C'est la raison pour laquelle il n'est risqué que sur un compositeur espagnol peu connu en France, Alberch Vila i Ferrament, plus connu sous le nom de Pere Vila (Vich 1517 – Barcelone 1582). De plus, une seule lamentation nous est parvenue avec un Jerusalem, ce qui permettra de se limiter à l'essentiel de l'analyse (E-Boc, M.6, ff. 42v-43).#23
Pere Vila est compositeur et organiste, formé à la cathédrale de Vich sans doute par son oncle Pere Vila qui y était déjà chanoine et organiste. Á 19 ans, il est nommé organiste de la cathédrale de Barcelone, participe à la construction ou à la restauration des orgues en Catalogne, devient chanoine à 41 ans.
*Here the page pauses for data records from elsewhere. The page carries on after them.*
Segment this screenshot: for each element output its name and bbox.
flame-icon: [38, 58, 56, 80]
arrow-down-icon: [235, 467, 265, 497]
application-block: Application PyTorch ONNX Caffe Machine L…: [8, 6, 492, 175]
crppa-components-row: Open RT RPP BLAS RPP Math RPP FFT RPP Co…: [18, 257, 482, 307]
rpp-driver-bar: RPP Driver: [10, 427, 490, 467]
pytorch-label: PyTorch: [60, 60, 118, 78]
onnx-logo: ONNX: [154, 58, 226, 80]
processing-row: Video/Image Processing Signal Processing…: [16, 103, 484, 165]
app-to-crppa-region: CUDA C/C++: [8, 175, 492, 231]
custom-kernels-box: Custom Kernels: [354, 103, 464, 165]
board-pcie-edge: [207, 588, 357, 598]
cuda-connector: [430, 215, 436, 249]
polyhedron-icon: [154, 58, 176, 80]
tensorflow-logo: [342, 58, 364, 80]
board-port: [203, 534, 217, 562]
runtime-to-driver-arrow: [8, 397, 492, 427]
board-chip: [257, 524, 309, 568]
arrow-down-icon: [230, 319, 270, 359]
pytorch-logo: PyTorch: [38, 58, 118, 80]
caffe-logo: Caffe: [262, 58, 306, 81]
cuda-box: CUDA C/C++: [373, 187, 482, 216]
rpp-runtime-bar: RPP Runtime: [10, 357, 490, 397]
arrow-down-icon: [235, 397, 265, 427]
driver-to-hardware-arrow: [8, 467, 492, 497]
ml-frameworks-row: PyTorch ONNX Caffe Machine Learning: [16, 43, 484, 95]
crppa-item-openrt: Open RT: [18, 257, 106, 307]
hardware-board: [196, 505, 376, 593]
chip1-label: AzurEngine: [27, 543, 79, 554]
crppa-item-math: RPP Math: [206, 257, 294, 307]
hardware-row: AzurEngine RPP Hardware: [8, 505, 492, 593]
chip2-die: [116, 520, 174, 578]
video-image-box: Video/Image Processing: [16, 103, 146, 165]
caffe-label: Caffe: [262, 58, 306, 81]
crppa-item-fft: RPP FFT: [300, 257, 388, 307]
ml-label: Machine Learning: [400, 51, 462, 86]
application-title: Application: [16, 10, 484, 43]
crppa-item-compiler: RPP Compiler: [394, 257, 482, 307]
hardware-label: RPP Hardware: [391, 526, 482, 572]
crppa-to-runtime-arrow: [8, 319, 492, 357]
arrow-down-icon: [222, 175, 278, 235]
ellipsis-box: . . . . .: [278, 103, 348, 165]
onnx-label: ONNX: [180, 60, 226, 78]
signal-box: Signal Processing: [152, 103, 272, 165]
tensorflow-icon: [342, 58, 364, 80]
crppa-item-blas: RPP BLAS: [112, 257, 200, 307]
Le fac-similé, légèrement réduit avec 42 x 29,7 cm contre 47,5 x 37 cm, sur lequel s'appuie l'étude provient de la bibliothèque Orfeó Catalá de Barcelone, ville où Pere Vila a fait "carrière". Le manuscrit d'origine, destiné à être posé sur un lutrin, a les caractéristiques suivantes : Manuscrito 6, siglo XVI, fols. 42v-43, Lamentación a tres voces, del celebrado Pedro Alberch Vila, organista de la Catedral de Barcelona durante los años 1538-1582, en cuya escuela se formaron nuestros mejores organistas, Manuscrito en papel, de 47'5 x 37 cm ; caja, 42 x 33'5 cm máximum : 98 folios numerados en lápiz por nosotros ; escrito de una sola mano ; encuadernado con piel negra sobre cartón de la época ; copia del siglo XVI ; diez pautados por página generalmente ; cubierta interior con pautados musicales vacíos ; fol. I en blanco ; en la parte superios se lee, de mano posterior : "Pere Pau Cams, ascolà de St. Miquel. Bernat Roura, ascolà de St. Miquel. 1636".
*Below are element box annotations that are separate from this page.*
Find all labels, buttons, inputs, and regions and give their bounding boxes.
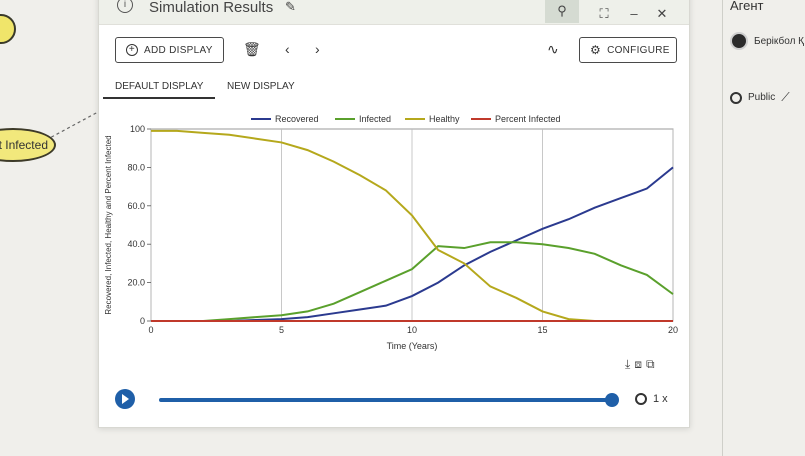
y-axis-label: Recovered, Infected, Healthy and Percent… xyxy=(104,135,113,314)
tab-new-display[interactable]: NEW DISPLAY xyxy=(227,81,295,92)
results-chart: 0 5 10 15 20 0 20.0 40.0 60.0 80.0 100 Time (Years)… xyxy=(104,114,678,351)
legend-label: Infected xyxy=(359,114,391,124)
time-slider-handle[interactable] xyxy=(605,393,619,407)
active-tab-indicator xyxy=(103,97,215,99)
configure-button[interactable]: ⚙ CONFIGURE xyxy=(579,37,677,63)
side-panel-title: Агент xyxy=(730,0,764,13)
x-tick-label: 5 xyxy=(279,325,284,335)
series-line-infected xyxy=(151,241,674,322)
play-button[interactable] xyxy=(115,389,135,409)
x-tick-label: 0 xyxy=(148,325,153,335)
speed-control[interactable]: 1 x xyxy=(635,393,668,405)
avatar xyxy=(730,32,748,50)
y-tick-label: 20.0 xyxy=(127,278,145,288)
fullscreen-icon[interactable]: ⛶ xyxy=(599,6,609,21)
globe-icon xyxy=(730,91,742,104)
visibility-label: Public xyxy=(748,92,776,103)
legend-label: Healthy xyxy=(429,114,460,124)
y-tick-label: 80.0 xyxy=(127,162,145,172)
infected-node-label: t Infected xyxy=(0,138,48,152)
side-panel-author[interactable]: Берікбол Қ xyxy=(730,32,804,50)
author-name: Берікбол Қ xyxy=(754,35,805,47)
side-panel-visibility[interactable]: Public ⟋ xyxy=(730,90,790,105)
trash-icon[interactable]: 🗑 xyxy=(243,41,261,57)
y-tick-label: 60.0 xyxy=(127,201,145,211)
close-icon[interactable]: ✕ xyxy=(656,6,668,21)
add-display-button[interactable]: + ADD DISPLAY xyxy=(115,37,224,63)
minimize-icon[interactable]: – xyxy=(630,6,638,21)
resize-icon[interactable]: ⧉ xyxy=(645,357,655,371)
curve-icon[interactable]: ∿ xyxy=(547,41,559,57)
chart-actions: ⤓ ⧈ ⧉ xyxy=(625,357,655,372)
simulation-results-window: i Simulation Results ✎ ⚲ ⛶ – ✕ + ADD DIS… xyxy=(98,0,690,428)
window-title: Simulation Results xyxy=(149,0,274,16)
add-display-label: ADD DISPLAY xyxy=(144,44,213,56)
speed-value: 1 x xyxy=(653,393,668,405)
y-tick-label: 0 xyxy=(140,316,145,326)
gear-icon: ⚙ xyxy=(590,43,602,57)
legend-label: Percent Infected xyxy=(495,114,561,124)
x-tick-label: 20 xyxy=(668,325,678,335)
info-icon[interactable]: i xyxy=(117,0,133,13)
legend-label: Recovered xyxy=(275,114,319,124)
tab-default-display[interactable]: DEFAULT DISPLAY xyxy=(115,81,204,92)
window-titlebar: i Simulation Results ✎ ⚲ ⛶ – ✕ xyxy=(99,0,689,25)
pin-icon[interactable]: ⚲ xyxy=(545,0,579,23)
x-tick-label: 10 xyxy=(407,325,417,335)
add-circle-icon: + xyxy=(126,44,138,56)
chevron-left-icon[interactable]: ‹ xyxy=(285,41,290,57)
crop-icon[interactable]: ⧈ xyxy=(634,357,642,371)
side-panel-divider xyxy=(722,0,723,456)
y-tick-label: 40.0 xyxy=(127,239,145,249)
chevron-right-icon[interactable]: › xyxy=(315,41,320,57)
x-axis-label: Time (Years) xyxy=(387,341,438,351)
x-tick-label: 15 xyxy=(537,325,547,335)
download-icon[interactable]: ⤓ xyxy=(625,357,631,371)
y-tick-label: 100 xyxy=(130,124,145,134)
speedometer-icon xyxy=(635,393,647,405)
trend-icon: ⟋ xyxy=(781,90,790,104)
configure-label: CONFIGURE xyxy=(607,44,670,56)
edit-title-icon[interactable]: ✎ xyxy=(285,0,296,14)
time-slider[interactable] xyxy=(159,398,613,402)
Regardons de plus près cette partitura (voir les fac-similés 1 et 2 ci-dessous) Elle est écrite à trois voix avec les clés suivantes : ut 1ère ligne pour les voix de dessus et d'alto, ut 2ème ligne pour la voix de ténor. Cette position des clés ne répond pas à la convention de cette époque qui veut que le dessus soit en ut 1ère ligne, l'alto en ut 3ème ligne et le ténor en ut 4ème ligne. Mais si on se repose sur la voix du dessus, on peut admettre que le choix pris par le compositeur a permis de positionner toutes les notes sur les portées sans avoir recours à des lignes supplémentaires. En outre, à cette époque, le chantre œuvrait dans toutes les clés sans difficulté, ce qui ne semble plus le cas aujourd'hui sauf pour ceux qui pratiquent encore le grégorien.
La disposition des parties, classique dès cette époque, est la suivante :
Conventionnellement, cette position de clés indique qu'il n'y a pas lieu de transposer les notes.
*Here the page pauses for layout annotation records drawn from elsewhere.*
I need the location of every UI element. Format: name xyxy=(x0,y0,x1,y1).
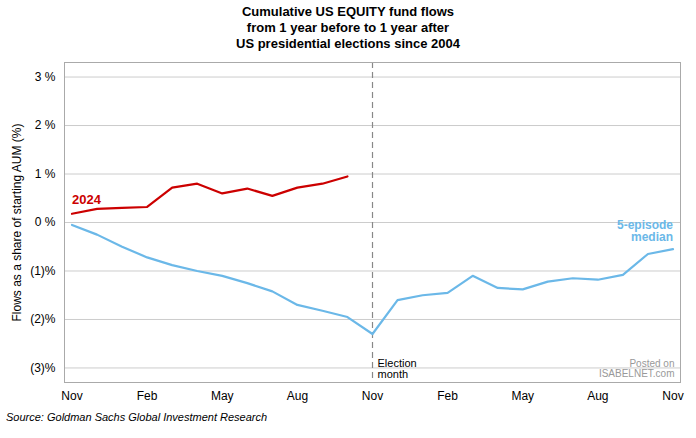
svg-text:2 %: 2 % xyxy=(35,118,56,132)
svg-text:(3)%: (3)% xyxy=(30,361,56,375)
svg-text:Feb: Feb xyxy=(137,389,158,403)
svg-text:Aug: Aug xyxy=(587,389,608,403)
svg-text:Nov: Nov xyxy=(61,389,82,403)
html-text:Source: Goldman Sachs Global I: Source: Goldman Sachs Global Investment … xyxy=(6,411,268,423)
svg-text:0 %: 0 % xyxy=(35,215,56,229)
svg-text:5-episodemedian: 5-episodemedian xyxy=(617,218,673,244)
svg-text:Nov: Nov xyxy=(362,389,383,403)
svg-text:Posted onISABELNET.com: Posted onISABELNET.com xyxy=(599,358,675,379)
html-text:US presidential elections sinc: US presidential elections since 2004 xyxy=(236,36,460,51)
svg-text:1 %: 1 % xyxy=(35,167,56,181)
svg-text:Feb: Feb xyxy=(437,389,458,403)
svg-text:Flows as a share of starting A: Flows as a share of starting AUM (%) xyxy=(10,123,24,321)
svg-text:May: May xyxy=(511,389,534,403)
svg-text:May: May xyxy=(211,389,234,403)
svg-text:Electionmonth: Electionmonth xyxy=(378,357,417,380)
html-text:from 1 year before to 1 year a: from 1 year before to 1 year after xyxy=(246,20,450,35)
svg-text:Aug: Aug xyxy=(287,389,308,403)
svg-text:(1)%: (1)% xyxy=(30,264,56,278)
svg-text:Nov: Nov xyxy=(662,389,683,403)
svg-text:2024: 2024 xyxy=(72,192,102,207)
html-text:Cumulative US EQUITY fund flow: Cumulative US EQUITY fund flows xyxy=(241,4,455,19)
svg-text:3 %: 3 % xyxy=(35,70,56,84)
svg-text:(2)%: (2)% xyxy=(30,312,56,326)
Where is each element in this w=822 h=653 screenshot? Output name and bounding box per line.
Pour compléter cette description, on peut relever aussi l'absence de bémol aux clés des parties. Le C indique une mensuration de temps imparfait (binaire), prolation mineure. Le signe O, symbole de perfection, est trinitaire, tandis que le C, cercle imparfait, reflète la dualité (tempus imperfectum alla semi-breve prolatio major). Il n'y a pas de relation entre le texte et la musique, la structure du texte latin n'étant pas poétique : O vos omnes qui transitis per viam adtendite et videte si est dolor sicut dolor meus quoniam vindemiavit me ut locutus est Dominus in die irae furoris sui.
La structure musicale s'inspire d'un thème grégorien mi-sol-la exposé par le dessus et repris comme un cantus firmus par l'alto en valeur 4 fois plus longue. On le retrouve au début de l'acrostiche Lamed et du verset 1:12 O vos omnes.
Les respirations musicales correspondent aux articulations syntaxiques.
Après la cadence sur Lamed, une respiration vient s'insérer après videte.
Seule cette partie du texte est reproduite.